Из больницы вышли втроем. У подъезда Абузар Гиреевич сел в машину, а Янгура предложил Гульшагиде немного пройтись по пути к ее дому. Гульшагиде как-то неудобно было перед Абузаром Гиреевичем, а с другой стороны, ее отказ мог бы удивить старого профессора, далекого от предрассудков.
— Я очень рад этой счастливой случайности, — заговорил Янгура. — А то ведь у вас не допросишься встречи. Зову в театр — отказываетесь…
— Не надо об этом, Фазылджан Джангирович. Поговорим о чем-нибудь другом…
— Хорошо, поговорим о другом… Я слышал, будто вас обидел один негодяй! — вдруг сказал он. — Это правда? При первой же встрече я сверну ему шею.
Гульшагида внутренне сжалась, не нашлась что ответить.
— Вы же на десять голов выше этих злоязычников, Гульшагида-ханум! — горячо говорил Янгура. — Отвечайте молчаливым презрением этим злопыхателям.
Они проходили по бульвару. По обеим сторонам дорожки высокие сугробы. На площадке дети слепили огромного снежного человека. Вместо глаз вставили угольки. Все это было очень забавно. Но сейчас Гульшагиде не до забав. Она вздохнула.
— Советовать легко, Фазылджан Джангирович… Впрочем, я не хочу сожалений.

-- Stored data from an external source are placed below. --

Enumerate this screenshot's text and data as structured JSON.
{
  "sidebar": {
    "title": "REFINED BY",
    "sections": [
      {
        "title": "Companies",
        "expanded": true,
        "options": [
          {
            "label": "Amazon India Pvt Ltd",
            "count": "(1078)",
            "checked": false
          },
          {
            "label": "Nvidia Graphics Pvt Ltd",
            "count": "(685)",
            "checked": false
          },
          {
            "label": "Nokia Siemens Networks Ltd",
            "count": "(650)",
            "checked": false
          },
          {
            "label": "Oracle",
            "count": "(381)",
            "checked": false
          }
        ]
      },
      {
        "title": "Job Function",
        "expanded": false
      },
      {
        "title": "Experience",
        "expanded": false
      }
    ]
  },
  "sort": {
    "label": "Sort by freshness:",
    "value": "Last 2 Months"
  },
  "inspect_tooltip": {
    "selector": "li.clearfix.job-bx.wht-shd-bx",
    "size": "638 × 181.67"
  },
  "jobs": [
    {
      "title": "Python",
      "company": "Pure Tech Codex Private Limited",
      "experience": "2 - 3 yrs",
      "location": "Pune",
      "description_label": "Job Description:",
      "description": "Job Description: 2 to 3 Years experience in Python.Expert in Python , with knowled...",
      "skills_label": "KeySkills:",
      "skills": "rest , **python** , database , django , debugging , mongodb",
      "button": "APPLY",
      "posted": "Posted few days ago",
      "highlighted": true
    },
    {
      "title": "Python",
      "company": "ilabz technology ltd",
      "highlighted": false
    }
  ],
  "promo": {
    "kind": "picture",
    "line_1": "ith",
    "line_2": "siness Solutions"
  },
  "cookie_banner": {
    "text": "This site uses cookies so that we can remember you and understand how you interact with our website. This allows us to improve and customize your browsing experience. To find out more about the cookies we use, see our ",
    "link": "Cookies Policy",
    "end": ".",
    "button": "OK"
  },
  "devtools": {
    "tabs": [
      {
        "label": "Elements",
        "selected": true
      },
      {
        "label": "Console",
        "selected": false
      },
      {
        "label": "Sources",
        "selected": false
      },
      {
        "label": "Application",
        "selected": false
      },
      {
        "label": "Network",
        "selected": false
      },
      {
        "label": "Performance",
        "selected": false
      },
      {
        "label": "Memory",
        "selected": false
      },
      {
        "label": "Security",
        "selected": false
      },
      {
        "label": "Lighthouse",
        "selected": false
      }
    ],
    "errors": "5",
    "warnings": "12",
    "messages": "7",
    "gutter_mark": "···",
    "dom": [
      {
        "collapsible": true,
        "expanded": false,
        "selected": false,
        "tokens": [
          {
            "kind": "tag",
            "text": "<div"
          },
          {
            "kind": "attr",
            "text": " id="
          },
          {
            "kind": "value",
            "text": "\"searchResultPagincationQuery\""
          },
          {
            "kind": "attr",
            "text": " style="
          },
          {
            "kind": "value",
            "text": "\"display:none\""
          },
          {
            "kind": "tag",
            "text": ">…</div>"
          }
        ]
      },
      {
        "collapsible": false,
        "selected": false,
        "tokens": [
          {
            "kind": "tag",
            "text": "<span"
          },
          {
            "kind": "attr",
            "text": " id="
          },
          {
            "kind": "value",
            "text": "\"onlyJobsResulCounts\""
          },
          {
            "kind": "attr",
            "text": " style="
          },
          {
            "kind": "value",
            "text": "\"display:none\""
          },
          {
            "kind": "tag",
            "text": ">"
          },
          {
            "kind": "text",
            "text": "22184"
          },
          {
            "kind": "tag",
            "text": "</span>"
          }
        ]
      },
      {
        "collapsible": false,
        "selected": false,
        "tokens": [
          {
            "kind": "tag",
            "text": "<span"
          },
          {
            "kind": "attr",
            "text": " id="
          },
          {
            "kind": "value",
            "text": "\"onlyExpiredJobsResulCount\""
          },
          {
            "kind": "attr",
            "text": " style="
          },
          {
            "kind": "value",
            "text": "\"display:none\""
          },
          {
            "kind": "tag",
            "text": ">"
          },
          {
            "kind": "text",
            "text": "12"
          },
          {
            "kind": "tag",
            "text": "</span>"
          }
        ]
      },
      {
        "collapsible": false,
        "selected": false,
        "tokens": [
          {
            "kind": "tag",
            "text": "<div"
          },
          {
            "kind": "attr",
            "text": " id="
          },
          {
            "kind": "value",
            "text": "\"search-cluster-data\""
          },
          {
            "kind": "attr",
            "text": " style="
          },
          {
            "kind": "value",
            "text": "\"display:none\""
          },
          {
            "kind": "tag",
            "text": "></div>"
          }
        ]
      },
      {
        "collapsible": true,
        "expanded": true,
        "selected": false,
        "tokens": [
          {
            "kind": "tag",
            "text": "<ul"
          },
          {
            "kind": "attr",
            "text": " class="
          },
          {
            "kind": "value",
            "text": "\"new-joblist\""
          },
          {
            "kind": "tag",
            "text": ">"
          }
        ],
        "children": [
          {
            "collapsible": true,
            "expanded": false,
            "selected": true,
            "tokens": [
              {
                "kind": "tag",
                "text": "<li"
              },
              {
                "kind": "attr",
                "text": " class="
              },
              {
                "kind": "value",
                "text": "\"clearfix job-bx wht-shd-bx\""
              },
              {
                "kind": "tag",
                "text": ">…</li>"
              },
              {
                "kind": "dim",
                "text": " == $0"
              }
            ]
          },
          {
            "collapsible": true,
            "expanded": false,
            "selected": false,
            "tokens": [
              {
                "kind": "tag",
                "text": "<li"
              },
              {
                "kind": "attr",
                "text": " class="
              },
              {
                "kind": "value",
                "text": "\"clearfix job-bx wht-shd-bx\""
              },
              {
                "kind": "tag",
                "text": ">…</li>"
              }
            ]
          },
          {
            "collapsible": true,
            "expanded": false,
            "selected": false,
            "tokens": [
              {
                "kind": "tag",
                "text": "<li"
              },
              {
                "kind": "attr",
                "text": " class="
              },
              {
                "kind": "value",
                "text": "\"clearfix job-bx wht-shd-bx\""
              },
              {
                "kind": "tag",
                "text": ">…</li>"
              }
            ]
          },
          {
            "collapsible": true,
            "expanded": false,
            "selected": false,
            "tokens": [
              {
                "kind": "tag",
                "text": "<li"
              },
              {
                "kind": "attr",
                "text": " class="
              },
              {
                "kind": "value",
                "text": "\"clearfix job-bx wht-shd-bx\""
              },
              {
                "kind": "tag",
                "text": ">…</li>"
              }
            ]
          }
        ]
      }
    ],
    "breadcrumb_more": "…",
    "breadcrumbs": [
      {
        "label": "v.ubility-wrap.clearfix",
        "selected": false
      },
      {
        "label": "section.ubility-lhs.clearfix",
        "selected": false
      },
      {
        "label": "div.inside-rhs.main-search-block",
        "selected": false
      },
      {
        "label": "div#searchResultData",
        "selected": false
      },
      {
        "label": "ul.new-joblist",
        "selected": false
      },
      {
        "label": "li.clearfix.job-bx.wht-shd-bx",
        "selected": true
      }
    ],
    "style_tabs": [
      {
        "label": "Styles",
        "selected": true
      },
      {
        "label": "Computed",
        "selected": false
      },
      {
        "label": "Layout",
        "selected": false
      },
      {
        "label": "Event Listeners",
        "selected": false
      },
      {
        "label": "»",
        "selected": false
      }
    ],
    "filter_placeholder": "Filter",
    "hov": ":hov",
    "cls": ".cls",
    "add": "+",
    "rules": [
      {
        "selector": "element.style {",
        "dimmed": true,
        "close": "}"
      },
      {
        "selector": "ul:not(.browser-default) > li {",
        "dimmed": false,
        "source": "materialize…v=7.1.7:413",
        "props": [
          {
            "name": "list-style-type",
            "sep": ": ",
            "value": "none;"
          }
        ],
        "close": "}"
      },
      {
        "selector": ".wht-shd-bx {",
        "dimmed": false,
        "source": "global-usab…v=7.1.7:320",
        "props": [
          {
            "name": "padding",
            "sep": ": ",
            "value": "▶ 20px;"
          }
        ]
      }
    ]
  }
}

Сама сумею защитить себя. До свидания! Спасибо за сочувствие. Мне вот сюда…
7
Раньше после каждой встречи с Янгурой Гульшагида чувствовала странные угрызения совести. Сейчас этого уже не было. И действительно — перед кем она должна отчитываться? Чью честь обязана оберегать?
Вдруг она остановилась в изумлении. На скамейке у крыльца дома, где она жила, сидел не кто иной, как Аглетдин-бабай в своей круглой, отороченной мехом шапке, с серебристой, словно молодой месяц, бородой.
— Аглетдин-бабай, вы ли это? ~ радостно подбежала она к нему, протягивая обе руки.
— А кому же еще быть, как не мне? Хорошо ли поживаешь, доченька?
— Отлично, Аглетдин-бабай. Сами-то как чувствуете себя? Что нового в Акъяре? Все ли там благополучно?
— В Акъяре-то ничего, — проговорил бабай с заметным упреком. — Кажется, ты уже начала забывать нас?
Гульшагида даже обиделась.
— Что вы, Аглетдин-бабай! Акъяр для меня был и навеки останется родным и дорогим. Я никогда не смогу забыть его. Вы так обрадовали меня, не знаю, как благодарить. Чего же сидите здесь? Дома никого нет, что ли?